Music for a Hollow Web
Before we start talking about Bluesky for bands
(as we mentioned in this blog post), we wanted to share a few things that we believe might help you understand why the internet is the way it is right now.
And, why do we think it's important to talk about this? Because online communication has become the foundation of the society we currently
live in and without it or without a plan B, the chaos that could break out may have very real and very physical consequences.
Not long ago, when you released an album you posted something on social media, maybe got featured in some magazine if you were lucky and people would
react if the music resonated.
That was back when you could still see your cousin's beach photos, your friend playing guitar and maybe an occasional Thomann ad.
Now? How to describe it… Well, it’s like the internet is going to hell, for example.
If you take a look around Reddit, in threads like r/Instagram, r/Facebook, or r/Socialmedia, you’ll see it’s not an isolated thing,
not a shadowban on your account for using the wrong words (we’ll talk about censorship another time). On Reddit and other forums,
there are thousands of posts of people saying the same thing over and over. (“My engagement dropped,” “My account got hacked,”
“I went from thousands of plays to ten,” etc.) That’s why it’s worth checking forums now and then when you feel that there is something weird going on,
to see if it’s just you or if there is something weird actually going on.
And what do the official media say about this?
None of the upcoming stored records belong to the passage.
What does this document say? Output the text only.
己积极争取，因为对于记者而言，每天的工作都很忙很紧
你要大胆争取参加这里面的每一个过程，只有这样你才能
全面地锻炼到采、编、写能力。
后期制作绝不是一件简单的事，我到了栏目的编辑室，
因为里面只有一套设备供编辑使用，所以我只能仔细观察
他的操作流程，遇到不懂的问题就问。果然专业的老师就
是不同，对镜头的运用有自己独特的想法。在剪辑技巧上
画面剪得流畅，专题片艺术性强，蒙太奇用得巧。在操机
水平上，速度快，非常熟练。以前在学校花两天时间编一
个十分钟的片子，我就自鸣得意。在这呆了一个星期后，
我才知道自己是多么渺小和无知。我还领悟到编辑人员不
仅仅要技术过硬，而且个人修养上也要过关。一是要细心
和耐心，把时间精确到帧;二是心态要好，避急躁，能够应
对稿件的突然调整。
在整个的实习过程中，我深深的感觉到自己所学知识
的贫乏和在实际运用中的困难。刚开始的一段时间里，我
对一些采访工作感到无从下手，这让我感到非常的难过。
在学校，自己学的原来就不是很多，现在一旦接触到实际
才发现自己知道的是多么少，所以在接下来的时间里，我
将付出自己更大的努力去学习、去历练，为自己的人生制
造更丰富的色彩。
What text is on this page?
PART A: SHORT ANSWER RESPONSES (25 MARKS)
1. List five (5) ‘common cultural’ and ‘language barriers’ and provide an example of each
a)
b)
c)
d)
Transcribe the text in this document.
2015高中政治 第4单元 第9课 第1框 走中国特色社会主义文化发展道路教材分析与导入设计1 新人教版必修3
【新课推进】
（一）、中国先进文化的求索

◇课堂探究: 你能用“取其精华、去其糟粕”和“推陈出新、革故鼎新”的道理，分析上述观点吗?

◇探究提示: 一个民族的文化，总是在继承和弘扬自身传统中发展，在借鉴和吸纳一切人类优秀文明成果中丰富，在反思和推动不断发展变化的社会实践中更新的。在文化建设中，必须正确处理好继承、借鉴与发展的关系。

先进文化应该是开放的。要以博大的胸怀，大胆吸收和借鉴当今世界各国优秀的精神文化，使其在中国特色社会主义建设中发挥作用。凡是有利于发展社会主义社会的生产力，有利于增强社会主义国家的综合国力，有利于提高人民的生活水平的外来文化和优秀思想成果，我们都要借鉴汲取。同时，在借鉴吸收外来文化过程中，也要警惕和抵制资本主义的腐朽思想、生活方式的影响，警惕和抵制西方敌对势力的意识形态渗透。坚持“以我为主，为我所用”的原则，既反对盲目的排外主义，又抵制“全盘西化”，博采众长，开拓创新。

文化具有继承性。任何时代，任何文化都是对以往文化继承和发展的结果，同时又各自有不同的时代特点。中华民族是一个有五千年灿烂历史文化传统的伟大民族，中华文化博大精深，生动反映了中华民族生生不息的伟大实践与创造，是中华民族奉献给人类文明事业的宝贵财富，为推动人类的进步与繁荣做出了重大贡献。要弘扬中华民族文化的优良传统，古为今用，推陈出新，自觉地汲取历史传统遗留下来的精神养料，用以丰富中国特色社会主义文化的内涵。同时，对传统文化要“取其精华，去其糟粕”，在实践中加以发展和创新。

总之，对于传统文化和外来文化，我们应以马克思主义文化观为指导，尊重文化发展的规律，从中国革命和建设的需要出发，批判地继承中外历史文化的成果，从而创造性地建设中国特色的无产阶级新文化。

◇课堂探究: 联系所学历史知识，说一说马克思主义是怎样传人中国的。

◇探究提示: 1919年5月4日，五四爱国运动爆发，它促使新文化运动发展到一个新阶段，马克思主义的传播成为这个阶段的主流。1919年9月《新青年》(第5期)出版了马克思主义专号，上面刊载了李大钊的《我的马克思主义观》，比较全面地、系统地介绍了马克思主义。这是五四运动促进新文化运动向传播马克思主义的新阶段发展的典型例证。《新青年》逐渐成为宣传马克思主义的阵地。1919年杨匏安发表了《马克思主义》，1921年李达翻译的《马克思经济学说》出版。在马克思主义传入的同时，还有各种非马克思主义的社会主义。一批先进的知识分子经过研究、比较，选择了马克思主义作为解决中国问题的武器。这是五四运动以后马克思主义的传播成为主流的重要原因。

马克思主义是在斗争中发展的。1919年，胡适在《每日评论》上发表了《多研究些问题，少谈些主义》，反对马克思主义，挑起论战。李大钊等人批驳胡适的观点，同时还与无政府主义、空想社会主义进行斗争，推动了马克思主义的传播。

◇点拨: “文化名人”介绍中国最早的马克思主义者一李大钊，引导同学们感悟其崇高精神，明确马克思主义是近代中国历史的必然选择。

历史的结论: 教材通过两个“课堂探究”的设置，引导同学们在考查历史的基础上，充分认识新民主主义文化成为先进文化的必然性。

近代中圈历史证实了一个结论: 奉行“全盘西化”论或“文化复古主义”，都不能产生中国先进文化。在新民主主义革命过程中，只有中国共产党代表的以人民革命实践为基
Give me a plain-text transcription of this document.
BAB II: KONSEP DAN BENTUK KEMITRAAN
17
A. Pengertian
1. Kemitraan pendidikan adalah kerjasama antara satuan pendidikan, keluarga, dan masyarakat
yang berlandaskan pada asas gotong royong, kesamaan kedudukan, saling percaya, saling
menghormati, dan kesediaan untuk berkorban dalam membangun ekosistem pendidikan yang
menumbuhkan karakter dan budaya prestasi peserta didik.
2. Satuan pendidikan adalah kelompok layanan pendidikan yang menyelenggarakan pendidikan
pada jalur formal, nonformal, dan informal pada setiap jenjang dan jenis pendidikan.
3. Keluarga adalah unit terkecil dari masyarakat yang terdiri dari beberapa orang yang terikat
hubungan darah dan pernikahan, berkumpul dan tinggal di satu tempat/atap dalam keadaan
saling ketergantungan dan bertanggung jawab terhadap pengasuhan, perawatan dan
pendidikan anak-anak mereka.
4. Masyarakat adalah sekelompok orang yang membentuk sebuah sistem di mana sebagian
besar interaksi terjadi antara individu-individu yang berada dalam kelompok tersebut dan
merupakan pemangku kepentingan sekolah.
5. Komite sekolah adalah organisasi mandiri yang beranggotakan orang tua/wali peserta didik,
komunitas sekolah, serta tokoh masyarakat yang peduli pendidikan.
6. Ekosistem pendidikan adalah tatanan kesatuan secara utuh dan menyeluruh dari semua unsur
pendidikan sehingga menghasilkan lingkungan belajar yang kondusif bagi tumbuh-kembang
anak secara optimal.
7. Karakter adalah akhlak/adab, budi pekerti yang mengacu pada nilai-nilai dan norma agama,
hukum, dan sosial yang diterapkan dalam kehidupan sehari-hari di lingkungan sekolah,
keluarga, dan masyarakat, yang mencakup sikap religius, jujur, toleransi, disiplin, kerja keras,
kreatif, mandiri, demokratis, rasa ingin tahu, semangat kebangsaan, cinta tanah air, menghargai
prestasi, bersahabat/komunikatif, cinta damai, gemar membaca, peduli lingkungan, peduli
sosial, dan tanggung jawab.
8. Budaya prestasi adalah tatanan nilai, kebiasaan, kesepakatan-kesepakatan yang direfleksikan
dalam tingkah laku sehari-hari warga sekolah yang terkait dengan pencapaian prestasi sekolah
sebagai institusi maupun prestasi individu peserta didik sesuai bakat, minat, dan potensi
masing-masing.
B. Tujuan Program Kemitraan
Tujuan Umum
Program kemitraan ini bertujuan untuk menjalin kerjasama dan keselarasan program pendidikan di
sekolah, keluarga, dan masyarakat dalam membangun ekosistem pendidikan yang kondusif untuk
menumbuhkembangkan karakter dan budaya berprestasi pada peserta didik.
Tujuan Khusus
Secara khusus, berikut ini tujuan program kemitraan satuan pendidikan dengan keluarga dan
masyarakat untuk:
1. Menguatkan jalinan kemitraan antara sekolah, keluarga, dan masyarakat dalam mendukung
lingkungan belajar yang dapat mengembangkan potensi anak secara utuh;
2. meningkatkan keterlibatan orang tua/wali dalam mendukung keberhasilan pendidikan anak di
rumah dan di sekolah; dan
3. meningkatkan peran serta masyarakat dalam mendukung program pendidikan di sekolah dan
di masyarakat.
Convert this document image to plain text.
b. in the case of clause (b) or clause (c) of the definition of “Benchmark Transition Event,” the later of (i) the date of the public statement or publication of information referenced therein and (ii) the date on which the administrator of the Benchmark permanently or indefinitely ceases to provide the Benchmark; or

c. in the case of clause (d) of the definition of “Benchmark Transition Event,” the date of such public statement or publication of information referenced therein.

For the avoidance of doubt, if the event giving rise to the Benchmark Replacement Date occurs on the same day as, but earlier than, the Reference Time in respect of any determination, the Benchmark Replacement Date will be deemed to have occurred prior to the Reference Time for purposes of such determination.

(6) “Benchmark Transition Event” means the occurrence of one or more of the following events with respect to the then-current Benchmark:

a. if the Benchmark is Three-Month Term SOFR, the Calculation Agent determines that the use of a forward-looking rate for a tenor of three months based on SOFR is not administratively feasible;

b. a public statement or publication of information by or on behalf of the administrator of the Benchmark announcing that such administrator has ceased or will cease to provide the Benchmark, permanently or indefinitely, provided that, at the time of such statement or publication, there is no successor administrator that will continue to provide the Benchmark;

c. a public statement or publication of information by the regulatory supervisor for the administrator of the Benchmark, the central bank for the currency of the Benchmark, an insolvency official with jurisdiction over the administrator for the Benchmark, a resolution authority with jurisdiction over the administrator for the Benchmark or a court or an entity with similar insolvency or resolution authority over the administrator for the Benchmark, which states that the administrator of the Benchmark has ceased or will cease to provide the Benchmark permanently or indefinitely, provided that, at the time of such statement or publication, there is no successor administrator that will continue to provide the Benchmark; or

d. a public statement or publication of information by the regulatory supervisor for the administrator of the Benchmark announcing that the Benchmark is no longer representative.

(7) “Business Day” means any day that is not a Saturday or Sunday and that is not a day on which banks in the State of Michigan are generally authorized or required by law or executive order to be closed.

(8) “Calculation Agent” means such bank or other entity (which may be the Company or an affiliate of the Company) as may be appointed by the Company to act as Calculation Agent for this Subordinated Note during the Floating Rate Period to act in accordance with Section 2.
Well, when this weird thing started happening,
the media didn’t say anything specific, maybe because they were too afraid of being canceled or losing reach or something like that,
you know, not biting the hand that feeds. We’re no longer just a few tech nerds commenting on it no, imagine how bad things must be to have more and more big media
talking about how the internet situation is way past just “weird”.
Articles on their own may not seem like much, but once you read a few and combine them with people venting on forums, you start feeling that yeah,
there’s a serious structural problem.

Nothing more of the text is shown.